© Ministry of Culture and Sports
Front view of the National Archaeological Museum
The National Archaeological Museum was founded at the end of the nineteenth century to house and safeguard antiquities from all over Greece and to promote their historical, academic and artistic value to the world. The first Greek archaeological museum was established in 1829 by Prime Minister I. Kapodistrias and housed in the Aigina Orphanage. However, the transfer of the nation's capital from Nauplion to Athens and the increasing number of archaeological discoveries during the subsequent decades necessitated the creation of a purpose built archaeological museum in the new capital. Several plans and locations were proposed by Greek and foreign architects who were working on the reconstruction of Athens. The plans of L. Lange and P. Kalkos were approved and the museum was built on a plot donated by Eleni Tositsa. E. Ziller did the final landscaping. The Greek state, the Archaeological Society and Nikolaos Vernardakis, a wealthy expatriate in Russia, financed the project. The core of the building was completed in 1889; the east wing was added in 1903-1906, and architect G. Nomikos appended a two-storey annex on the east side of the main building in 1932-1939.

The transfer of antiquities to the museum began in 1874, after the completion of the west wing and during the construction of the central core. The most important finds from Greece had already been transferred to the museum by the time the main building was completed in 1889. The antiquities of the Archaeological Society were handed over by 1893. The collections were also enriched by important donations at this time, such as that of the Egyptian Collection of Ioannis Dimitriou in 1890.

The National Archaeological Museum was founded by presidential decree on August 9, 1893 (Greek Government Journal I, 152, 'On the organization of the National Archaeological Museum'). Its purpose was 'the study and teaching of the science of archaeology, the propagation of archaeological knowledge and the cultivation of a love for the Fine Arts'. Its collections were segregated into: Sculpture, Vases, Clay and Bronze Figurines and other Ancient Figurines made of various materials, Inscriptions, which later went to the Epigraphic Museum, Pre-Hellenic (the Mycenaean collection), and Egyptian. The museum was also equipped with conservation laboratories and a cast workshop.

With the declaration of the Second World War in 1939, the museum's antiquities were stored for safety in the museum itself, the vaults in the Bank of Greece and in natural grottos.

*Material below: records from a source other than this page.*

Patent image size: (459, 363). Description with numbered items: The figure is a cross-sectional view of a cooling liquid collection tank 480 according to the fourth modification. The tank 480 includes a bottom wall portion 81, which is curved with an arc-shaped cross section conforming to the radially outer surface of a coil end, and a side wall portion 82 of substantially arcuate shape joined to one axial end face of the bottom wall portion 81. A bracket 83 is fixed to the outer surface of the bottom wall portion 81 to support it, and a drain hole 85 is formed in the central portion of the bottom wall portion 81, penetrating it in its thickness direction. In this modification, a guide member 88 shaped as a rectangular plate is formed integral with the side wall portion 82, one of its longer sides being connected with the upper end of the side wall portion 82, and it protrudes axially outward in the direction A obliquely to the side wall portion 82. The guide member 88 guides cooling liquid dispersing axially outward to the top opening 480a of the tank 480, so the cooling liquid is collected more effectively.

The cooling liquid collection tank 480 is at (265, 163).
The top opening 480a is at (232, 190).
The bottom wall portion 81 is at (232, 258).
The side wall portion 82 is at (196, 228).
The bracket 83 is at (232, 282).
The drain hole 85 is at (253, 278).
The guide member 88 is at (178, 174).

At the end of the war, the museum's director Christos Karouzos undertook the re-exposition of the exhibits and the architect P. Karantinos remodeled the exhibition spaces. During that time the temporary display was limited to ten rooms of the east wing. Christos and Semni Karouzou completed the re-exposition in 1964, having created an exemplary display of the development of ancient Greek art from prehistory to the Roman period. The unique Greek collection of Egyptian antiquities was exhibited for the first time thirty years later, in 1994.